После слов Коновалова наступило молчание. Все понимали, что главные
события приближаются. Их грозовой характер пугал многих братьев. Но
забрезжившая на горизонте власть неудержимо манила даже самых робких.
Паузой воспользовался хозяин. Михаил Михайлович Федоров нажал на кнопку
электрического звонка - все в его банке было электрифицировано, - и официант
в строгом черном фраке вкатил тележку с чашками кофе и чая, бисквитами.
Вслед за ним другой принялся обносить гостей подносом с рюмками коньяку.
- Нет ли виски с содовой? - спросил Коновалов, когда он выбрал чай и
отказался от коньяка.
- Минуточку-с!.. - ответил прыткий официант, и несколько мгновений
спустя фабрикант-англоман получил огромный, словно ваза, стакан, в котором
была любимая им пропорция виски, воды и льда.

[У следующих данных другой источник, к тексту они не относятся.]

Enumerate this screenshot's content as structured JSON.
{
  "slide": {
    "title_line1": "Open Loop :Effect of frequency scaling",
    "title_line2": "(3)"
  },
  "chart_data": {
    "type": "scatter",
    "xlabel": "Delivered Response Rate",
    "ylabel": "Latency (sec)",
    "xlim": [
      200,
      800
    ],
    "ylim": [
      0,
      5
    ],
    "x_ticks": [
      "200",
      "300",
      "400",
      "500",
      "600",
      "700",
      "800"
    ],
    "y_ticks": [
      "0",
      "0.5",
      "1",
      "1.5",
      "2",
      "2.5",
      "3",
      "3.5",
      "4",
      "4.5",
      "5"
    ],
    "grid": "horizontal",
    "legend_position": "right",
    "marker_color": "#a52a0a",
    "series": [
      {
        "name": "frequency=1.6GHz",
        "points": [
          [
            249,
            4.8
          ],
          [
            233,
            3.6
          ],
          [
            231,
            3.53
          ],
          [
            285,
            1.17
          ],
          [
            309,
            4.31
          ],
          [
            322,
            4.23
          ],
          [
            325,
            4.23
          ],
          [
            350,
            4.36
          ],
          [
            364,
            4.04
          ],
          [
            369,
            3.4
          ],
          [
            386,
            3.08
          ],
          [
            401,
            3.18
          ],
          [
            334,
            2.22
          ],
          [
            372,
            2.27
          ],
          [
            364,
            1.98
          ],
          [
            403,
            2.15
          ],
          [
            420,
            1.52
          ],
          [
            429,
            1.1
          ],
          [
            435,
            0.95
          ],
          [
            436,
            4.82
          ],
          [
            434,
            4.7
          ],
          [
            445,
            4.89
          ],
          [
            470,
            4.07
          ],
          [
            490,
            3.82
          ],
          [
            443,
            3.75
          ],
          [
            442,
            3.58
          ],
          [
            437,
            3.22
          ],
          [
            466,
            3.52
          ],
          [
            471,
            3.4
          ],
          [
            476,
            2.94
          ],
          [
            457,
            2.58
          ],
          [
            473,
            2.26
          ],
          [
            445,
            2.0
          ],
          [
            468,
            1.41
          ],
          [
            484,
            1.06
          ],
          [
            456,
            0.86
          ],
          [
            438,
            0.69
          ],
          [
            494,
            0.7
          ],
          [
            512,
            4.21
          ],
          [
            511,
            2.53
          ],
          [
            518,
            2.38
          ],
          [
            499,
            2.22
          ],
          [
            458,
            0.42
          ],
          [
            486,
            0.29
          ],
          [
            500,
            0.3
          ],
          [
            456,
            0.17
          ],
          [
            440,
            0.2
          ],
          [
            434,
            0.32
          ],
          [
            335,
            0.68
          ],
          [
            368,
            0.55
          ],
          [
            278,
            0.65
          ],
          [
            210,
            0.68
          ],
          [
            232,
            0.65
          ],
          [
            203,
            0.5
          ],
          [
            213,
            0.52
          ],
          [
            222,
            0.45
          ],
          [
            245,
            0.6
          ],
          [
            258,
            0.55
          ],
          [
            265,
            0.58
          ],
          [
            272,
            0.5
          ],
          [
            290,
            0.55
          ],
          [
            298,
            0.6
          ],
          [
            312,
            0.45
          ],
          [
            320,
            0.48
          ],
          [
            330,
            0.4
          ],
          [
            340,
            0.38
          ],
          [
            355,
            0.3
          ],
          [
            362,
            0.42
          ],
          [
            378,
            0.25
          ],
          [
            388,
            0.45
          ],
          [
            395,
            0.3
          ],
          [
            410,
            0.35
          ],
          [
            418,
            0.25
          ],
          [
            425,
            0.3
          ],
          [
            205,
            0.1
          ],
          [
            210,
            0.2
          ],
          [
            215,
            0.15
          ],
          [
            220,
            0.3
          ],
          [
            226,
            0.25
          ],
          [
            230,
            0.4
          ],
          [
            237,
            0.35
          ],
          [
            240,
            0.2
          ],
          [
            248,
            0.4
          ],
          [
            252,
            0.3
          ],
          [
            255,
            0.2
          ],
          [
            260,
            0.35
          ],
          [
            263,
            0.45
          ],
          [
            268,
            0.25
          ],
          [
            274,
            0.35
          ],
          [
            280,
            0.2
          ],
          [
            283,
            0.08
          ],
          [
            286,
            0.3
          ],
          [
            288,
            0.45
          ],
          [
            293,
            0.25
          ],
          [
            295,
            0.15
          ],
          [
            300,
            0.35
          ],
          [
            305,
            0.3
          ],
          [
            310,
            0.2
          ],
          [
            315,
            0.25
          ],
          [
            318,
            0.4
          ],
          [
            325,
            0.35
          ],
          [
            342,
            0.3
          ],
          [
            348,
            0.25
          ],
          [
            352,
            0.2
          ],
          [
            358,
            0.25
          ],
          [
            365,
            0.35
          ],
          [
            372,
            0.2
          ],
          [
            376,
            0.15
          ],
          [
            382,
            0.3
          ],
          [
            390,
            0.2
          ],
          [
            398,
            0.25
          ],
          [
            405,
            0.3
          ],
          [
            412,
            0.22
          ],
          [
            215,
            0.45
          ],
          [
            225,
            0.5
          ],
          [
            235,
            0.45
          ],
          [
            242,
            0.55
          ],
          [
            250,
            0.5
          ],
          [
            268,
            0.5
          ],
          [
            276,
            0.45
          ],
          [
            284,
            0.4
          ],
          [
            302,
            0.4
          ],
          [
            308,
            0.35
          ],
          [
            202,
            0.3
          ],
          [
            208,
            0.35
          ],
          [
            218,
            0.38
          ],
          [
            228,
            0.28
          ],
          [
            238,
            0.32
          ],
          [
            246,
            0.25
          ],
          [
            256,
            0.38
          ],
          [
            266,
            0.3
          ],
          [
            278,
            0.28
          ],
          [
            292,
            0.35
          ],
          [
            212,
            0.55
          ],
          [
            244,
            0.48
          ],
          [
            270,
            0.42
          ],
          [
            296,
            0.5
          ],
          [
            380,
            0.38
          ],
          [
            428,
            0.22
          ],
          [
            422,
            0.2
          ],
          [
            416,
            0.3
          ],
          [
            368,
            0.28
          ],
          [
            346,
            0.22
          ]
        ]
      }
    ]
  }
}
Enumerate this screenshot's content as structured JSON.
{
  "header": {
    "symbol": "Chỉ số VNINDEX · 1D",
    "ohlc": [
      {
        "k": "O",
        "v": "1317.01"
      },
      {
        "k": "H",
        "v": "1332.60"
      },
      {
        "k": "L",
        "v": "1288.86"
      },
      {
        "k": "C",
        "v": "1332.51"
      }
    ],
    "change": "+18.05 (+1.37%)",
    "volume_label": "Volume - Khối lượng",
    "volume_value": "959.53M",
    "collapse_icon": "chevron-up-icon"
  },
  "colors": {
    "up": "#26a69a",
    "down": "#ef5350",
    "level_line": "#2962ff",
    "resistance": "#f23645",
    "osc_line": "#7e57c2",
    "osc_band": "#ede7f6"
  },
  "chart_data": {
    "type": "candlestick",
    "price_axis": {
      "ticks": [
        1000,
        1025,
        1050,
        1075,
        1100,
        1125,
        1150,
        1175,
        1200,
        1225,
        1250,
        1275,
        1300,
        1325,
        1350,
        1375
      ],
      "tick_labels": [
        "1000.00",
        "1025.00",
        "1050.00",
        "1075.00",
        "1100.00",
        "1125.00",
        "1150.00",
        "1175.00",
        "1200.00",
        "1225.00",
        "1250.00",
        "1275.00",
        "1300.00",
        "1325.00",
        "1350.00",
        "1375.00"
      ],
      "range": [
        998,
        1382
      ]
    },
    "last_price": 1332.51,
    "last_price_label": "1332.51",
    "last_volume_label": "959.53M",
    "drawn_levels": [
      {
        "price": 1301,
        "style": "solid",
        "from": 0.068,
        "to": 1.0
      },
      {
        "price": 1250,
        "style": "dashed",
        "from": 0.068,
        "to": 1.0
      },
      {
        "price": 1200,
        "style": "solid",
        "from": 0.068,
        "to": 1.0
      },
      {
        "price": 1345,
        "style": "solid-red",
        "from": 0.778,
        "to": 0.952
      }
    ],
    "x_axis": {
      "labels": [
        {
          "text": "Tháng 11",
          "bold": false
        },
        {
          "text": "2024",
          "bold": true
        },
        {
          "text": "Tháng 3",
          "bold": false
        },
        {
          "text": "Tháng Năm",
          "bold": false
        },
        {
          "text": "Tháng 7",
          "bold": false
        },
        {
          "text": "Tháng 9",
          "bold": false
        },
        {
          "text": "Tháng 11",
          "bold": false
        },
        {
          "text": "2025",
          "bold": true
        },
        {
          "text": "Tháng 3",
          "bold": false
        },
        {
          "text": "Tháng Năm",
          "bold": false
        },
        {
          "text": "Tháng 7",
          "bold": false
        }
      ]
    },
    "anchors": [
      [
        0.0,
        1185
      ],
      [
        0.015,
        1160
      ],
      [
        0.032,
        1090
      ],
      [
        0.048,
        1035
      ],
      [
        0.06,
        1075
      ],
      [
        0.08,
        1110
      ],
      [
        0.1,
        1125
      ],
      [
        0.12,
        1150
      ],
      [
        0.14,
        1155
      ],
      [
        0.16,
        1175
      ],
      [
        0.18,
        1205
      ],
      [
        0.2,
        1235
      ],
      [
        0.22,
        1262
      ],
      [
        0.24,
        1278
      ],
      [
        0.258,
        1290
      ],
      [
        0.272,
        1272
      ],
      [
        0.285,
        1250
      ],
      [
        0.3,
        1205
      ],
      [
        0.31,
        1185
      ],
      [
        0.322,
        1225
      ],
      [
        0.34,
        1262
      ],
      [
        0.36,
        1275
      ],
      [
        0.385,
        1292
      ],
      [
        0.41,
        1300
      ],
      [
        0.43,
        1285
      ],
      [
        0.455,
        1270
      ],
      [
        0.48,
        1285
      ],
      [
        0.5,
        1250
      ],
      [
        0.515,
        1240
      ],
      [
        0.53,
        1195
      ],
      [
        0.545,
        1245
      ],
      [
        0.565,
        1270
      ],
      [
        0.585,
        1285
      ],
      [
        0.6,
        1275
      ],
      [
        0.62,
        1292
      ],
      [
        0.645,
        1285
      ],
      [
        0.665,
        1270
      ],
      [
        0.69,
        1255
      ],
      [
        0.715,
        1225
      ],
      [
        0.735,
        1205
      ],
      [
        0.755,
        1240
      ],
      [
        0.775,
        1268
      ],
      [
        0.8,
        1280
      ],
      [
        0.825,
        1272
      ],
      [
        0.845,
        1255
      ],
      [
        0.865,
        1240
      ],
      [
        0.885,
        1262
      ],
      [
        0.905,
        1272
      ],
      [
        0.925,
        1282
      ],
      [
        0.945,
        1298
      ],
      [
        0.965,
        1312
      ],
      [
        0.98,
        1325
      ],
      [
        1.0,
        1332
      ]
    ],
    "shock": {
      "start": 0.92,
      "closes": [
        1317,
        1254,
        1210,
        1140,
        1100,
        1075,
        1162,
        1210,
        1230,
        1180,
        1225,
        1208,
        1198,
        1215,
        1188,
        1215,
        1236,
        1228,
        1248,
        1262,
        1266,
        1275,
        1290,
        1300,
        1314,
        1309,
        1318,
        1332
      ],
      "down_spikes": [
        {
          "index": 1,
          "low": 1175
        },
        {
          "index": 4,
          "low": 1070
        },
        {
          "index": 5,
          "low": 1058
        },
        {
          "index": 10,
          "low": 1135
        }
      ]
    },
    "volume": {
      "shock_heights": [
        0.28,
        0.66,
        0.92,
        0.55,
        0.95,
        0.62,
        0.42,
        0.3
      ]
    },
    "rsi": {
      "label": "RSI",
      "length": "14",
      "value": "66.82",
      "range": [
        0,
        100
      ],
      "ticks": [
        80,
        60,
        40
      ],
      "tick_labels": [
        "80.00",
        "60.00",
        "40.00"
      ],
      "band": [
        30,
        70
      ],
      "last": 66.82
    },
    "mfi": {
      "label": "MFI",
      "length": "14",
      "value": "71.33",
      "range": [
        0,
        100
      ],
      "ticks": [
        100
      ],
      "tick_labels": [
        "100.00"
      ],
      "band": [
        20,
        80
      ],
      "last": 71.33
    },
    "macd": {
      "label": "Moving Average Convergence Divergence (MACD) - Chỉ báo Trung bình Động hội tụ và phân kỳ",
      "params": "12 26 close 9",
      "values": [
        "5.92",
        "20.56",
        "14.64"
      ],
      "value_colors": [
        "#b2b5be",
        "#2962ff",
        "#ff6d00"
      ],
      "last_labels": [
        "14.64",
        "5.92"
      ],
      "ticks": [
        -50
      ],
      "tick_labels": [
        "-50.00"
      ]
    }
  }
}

18. Северный фронт, мыза Олай, декабрь 1916 года
Офицеры вышли в окоп. Было уже светло, и немец, заметив оживление в
стане противника, открыл артиллерийский огонь из тяжелых орудий. Поручик
хотел было отправиться к своей роте, но не успел. Дорогу преградила целая
группа офицеров во главе с командиром полка, спешащая к блиндажу. Федор
посторонился, но его глаза встретили какой-то беспомощный и молящий взгляд
полковника, которым тот оглядывал всех офицеров батальона.
- Выводите роты за линию, господа! Вы хоть вид сделайте, хоть с
пригорка в долину сойдите! - униженным тоном сказал командир полка.
- Мы сейчас идем в атаку, господин полковник! - брезгливо ответил
Румянцев.
- Так выведете?! - с недоверием и надеждой, не замечая презрительных
нот в голосе командира батальона, воскликнул полковник.
- Господа, начинайте! - кивнул своим офицерам подполковник. - А вы
пройдите в блиндаж! Обстрел сейчас усилится... - небрежным жестом пригласил
полковника командир батальона. Словно услышав его, тяжелый немецкий снаряд
снес неподалеку сосну, так что всех засыпало мелкими острыми щепками.
Штабные чины полка отправились в блиндаж, но полковник вытащил бинокль из
футляра и встал к брустверу, изучая позицию противника. Его лицо приняло
спокойное, деловое выражение. Федор понял, что "подъезжание" к батальону
было вызвано не трусостью, а боязнью не выполнить приказ начальника корпуса.
А может быть, и растерянностью от того, что всегда послушные солдаты вдруг
выразили массовый протест против войны.
Однако размышлять Федору было некогда.
- Теперь наш черед, пошли! - скомандовал он группе связи и стрелкам
взвода.
- Погодь минутку, ваше благородие! - тронул его один из солдат, в
котором Федор узнал одного из самых бойких стрелков роты, Михаила
Косорукова. Поручик повернулся к нему, думая, что у Михаила есть какое-то
срочное сообщение.
На то место, куда они секунду назад должны были вылезти через мерзлый
бруствер окопа, упал снаряд и поднял в воздух комья черной пойменной земли.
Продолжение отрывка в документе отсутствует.